There was no doubt of that. It was still an orderly retreat, with a line of warriors guarding the rear. Tom saw Indians dragging and carrying their wounded and dead; others were gathering in the horses; and the mass was centered in the middle of the encampment, where there were signs of great haste.
One by one Pilchuck's arriving men added to the group on the slope.
"Starwell has the idea," declared Pilchuck. "See. He's moved this way an' down. He can still cover that gate an' also reach the camp."
"Jude, we shore hev our chance now," spoke up the old white-haired plainsman.
"I reckon," replied the scout. "Now listen, men. When I give the word we'll charge down this hill. Each an' every one of you yell like the devil, run a dozen jumps, drop down on your knee an' shoot. Then load, get up, an' do the same over again. Head for that pile of rocks this side of Starwell's position."
Silence followed the scout's trenchant speech. Then ensued a tightening of belts, a clinking of cartridges, a rasping of the mechanism of the Creedmoors. Tom was all ready, quivering for the word, yet glad of a few moments' rest. Pilchuck and the old plainsman stood close together, keen eyes on the Indian encampment.

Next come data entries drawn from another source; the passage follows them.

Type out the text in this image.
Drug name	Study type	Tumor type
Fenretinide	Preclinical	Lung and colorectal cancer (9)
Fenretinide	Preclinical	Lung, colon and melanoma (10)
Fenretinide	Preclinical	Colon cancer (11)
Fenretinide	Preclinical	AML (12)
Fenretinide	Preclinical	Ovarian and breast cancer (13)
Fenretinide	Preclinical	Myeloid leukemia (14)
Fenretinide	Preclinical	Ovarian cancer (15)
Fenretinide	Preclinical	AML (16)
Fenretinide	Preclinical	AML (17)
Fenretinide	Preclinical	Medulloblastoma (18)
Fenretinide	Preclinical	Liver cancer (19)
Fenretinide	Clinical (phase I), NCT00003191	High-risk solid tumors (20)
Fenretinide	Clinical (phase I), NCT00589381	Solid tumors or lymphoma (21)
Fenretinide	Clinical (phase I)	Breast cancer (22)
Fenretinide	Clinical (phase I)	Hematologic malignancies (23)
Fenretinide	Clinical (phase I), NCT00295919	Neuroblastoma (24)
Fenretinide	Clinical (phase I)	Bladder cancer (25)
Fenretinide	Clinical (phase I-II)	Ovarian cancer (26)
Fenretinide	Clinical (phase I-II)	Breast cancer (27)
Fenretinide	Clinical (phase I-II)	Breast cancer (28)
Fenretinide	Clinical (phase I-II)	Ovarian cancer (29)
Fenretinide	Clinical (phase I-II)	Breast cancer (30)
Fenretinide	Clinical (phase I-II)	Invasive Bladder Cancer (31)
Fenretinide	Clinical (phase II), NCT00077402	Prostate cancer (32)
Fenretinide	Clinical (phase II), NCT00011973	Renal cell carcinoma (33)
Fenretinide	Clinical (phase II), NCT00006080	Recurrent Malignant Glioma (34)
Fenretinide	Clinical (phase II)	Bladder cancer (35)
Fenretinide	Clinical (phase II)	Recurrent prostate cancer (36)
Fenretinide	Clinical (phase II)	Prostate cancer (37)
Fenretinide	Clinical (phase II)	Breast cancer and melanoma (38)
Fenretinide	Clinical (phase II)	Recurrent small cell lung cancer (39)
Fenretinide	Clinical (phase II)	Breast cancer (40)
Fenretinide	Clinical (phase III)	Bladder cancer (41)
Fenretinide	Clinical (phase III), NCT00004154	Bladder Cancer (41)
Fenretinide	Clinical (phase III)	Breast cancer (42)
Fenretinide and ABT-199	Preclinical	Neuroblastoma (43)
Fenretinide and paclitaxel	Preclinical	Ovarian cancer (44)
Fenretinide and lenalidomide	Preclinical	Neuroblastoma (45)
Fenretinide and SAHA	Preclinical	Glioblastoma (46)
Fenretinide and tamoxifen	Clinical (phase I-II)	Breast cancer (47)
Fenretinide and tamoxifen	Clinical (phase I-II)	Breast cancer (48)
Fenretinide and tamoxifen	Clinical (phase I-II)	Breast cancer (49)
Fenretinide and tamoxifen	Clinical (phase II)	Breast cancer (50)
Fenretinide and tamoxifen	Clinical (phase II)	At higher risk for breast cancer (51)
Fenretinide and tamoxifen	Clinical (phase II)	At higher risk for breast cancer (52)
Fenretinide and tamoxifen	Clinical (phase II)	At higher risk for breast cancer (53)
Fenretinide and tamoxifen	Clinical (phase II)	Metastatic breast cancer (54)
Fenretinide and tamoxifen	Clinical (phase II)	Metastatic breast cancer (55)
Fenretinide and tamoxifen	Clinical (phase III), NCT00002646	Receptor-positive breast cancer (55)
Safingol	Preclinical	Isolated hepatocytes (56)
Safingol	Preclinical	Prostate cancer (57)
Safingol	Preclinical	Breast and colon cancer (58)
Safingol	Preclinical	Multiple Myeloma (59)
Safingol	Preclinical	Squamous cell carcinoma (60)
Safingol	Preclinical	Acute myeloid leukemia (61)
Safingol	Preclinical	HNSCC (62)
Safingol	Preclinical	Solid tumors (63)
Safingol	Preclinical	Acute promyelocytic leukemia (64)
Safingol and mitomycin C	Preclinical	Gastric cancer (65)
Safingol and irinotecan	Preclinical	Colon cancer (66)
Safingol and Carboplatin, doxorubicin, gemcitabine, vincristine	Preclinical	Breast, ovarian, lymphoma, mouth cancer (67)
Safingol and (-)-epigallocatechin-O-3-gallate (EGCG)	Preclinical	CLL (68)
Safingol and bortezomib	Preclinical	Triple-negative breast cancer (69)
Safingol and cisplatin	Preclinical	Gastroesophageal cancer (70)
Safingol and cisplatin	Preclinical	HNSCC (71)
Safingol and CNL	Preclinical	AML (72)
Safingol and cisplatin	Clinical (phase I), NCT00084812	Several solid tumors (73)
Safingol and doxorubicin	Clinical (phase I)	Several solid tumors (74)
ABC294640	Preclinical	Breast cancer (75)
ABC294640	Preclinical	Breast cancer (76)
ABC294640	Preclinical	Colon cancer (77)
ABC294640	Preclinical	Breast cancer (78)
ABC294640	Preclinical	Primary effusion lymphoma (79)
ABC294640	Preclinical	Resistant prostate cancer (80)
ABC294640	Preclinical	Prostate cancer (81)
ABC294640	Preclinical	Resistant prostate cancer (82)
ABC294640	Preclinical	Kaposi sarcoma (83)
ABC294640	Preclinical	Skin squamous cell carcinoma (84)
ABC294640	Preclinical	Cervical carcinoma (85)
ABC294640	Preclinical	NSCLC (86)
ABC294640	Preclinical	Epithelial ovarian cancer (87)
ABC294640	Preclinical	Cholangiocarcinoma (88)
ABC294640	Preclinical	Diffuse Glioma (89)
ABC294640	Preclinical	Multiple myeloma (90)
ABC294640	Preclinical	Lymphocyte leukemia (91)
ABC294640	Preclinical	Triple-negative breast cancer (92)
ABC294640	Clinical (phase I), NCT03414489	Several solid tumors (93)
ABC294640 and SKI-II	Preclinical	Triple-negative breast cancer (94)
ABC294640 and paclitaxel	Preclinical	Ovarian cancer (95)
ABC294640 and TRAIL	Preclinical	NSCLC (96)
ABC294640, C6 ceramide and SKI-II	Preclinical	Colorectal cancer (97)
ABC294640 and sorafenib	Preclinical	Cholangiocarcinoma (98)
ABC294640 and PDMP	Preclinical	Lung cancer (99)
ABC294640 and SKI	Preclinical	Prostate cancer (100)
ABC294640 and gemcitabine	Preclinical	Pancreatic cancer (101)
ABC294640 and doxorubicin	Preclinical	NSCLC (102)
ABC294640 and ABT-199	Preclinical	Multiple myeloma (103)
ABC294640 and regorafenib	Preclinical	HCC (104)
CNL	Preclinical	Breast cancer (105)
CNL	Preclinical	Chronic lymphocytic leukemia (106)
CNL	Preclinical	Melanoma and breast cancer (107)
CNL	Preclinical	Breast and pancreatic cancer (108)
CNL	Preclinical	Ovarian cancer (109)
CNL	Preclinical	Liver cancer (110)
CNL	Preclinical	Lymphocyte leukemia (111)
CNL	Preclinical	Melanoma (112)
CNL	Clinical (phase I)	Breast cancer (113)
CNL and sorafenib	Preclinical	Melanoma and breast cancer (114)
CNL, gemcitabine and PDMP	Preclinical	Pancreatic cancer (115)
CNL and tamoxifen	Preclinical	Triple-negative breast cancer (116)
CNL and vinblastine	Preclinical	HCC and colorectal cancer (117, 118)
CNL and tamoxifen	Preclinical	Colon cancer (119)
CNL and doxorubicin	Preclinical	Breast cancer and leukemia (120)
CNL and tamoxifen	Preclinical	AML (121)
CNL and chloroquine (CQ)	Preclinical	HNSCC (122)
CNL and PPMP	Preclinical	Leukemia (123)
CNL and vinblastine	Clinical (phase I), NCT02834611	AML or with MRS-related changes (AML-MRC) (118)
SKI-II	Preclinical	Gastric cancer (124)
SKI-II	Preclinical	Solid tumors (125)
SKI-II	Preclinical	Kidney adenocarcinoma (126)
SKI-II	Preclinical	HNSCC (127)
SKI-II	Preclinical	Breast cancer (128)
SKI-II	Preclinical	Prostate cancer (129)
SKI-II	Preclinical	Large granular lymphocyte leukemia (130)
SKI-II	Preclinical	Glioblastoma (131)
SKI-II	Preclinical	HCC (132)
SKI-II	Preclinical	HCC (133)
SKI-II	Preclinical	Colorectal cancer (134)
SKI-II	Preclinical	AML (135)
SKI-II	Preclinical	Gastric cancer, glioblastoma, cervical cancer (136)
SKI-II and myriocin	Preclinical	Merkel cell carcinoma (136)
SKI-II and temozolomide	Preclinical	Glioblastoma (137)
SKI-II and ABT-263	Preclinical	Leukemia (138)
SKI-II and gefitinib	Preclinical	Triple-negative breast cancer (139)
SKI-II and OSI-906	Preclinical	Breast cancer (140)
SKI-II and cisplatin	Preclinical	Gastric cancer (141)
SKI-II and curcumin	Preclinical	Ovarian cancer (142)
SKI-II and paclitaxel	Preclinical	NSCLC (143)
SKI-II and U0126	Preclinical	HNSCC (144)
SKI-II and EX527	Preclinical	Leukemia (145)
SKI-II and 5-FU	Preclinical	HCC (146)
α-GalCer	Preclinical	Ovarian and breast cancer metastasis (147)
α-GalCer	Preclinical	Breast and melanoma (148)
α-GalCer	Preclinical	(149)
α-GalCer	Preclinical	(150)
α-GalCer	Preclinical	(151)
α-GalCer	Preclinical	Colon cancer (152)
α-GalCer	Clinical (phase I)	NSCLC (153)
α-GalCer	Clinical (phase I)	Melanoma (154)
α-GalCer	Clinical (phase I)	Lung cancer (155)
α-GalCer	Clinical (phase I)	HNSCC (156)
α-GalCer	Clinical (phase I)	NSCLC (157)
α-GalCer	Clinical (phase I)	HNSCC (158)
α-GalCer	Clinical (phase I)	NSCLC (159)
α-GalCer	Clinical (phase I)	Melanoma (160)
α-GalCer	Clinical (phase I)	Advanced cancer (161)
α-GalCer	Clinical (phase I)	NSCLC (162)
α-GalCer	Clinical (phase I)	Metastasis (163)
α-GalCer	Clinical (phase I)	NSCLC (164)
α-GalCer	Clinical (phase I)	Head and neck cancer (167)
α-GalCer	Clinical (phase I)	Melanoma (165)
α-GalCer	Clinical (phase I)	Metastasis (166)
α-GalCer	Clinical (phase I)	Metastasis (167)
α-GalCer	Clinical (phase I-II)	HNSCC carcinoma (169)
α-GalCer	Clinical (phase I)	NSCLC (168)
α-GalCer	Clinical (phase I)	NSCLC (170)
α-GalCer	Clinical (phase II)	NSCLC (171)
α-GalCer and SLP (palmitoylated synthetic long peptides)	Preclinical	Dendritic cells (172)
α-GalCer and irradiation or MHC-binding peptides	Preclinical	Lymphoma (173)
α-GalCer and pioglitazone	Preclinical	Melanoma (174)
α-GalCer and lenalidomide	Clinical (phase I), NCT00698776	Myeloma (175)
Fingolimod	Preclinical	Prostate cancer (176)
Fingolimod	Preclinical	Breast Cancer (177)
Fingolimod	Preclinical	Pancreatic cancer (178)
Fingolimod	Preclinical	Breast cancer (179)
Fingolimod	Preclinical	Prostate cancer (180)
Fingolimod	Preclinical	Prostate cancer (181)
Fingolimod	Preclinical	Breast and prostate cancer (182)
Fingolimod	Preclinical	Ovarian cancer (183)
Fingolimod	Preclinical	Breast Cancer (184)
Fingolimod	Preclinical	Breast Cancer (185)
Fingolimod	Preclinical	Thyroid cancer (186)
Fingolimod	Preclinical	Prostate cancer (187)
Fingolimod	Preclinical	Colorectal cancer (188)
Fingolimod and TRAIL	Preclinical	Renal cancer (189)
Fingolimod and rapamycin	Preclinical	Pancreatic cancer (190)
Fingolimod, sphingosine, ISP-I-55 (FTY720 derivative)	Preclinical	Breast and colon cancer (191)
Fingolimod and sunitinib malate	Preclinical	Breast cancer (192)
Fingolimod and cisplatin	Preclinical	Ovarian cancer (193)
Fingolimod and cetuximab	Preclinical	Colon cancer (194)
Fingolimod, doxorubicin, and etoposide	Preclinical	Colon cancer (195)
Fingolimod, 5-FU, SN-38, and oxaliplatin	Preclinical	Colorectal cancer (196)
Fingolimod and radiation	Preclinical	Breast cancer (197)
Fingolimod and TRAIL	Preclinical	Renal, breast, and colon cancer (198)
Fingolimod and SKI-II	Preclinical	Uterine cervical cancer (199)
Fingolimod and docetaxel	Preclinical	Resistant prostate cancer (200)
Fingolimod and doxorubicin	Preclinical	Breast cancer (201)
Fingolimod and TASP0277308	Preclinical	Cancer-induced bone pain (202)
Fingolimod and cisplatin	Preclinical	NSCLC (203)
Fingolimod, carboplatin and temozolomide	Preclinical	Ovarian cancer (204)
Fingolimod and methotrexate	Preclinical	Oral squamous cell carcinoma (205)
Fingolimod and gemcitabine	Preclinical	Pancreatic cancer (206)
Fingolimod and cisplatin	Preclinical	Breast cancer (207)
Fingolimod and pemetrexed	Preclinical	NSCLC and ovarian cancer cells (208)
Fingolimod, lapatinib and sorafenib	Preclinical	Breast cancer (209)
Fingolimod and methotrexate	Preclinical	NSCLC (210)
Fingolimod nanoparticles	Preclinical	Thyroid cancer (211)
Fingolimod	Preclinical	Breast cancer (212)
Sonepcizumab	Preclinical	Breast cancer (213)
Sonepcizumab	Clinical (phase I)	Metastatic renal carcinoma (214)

The sun was low over the escarpment to the west and it was losing its heat. The canyon seemed full of golden lights and blue haze, through which flashed and gleamed moving objects, horses, Indians, collapsing tepees, a colorful and exciting scene. The rear guard of Indians backed slowly to the center of the encampment. Their horses were being brought in readiness. Tom could not help but see the execution of a shrewd Indian brain. Still, there were signs of a possible panic. Already the Comanches had suffered in this fight, as was manifested by the number of those incapacitated, and which had to be packed off. Already the far slope of the canyon was covered by ponies dragging travois.
The sudden breaking up of the rear guard, as these Indians leaped for their horses, was a signal for Pilchuck.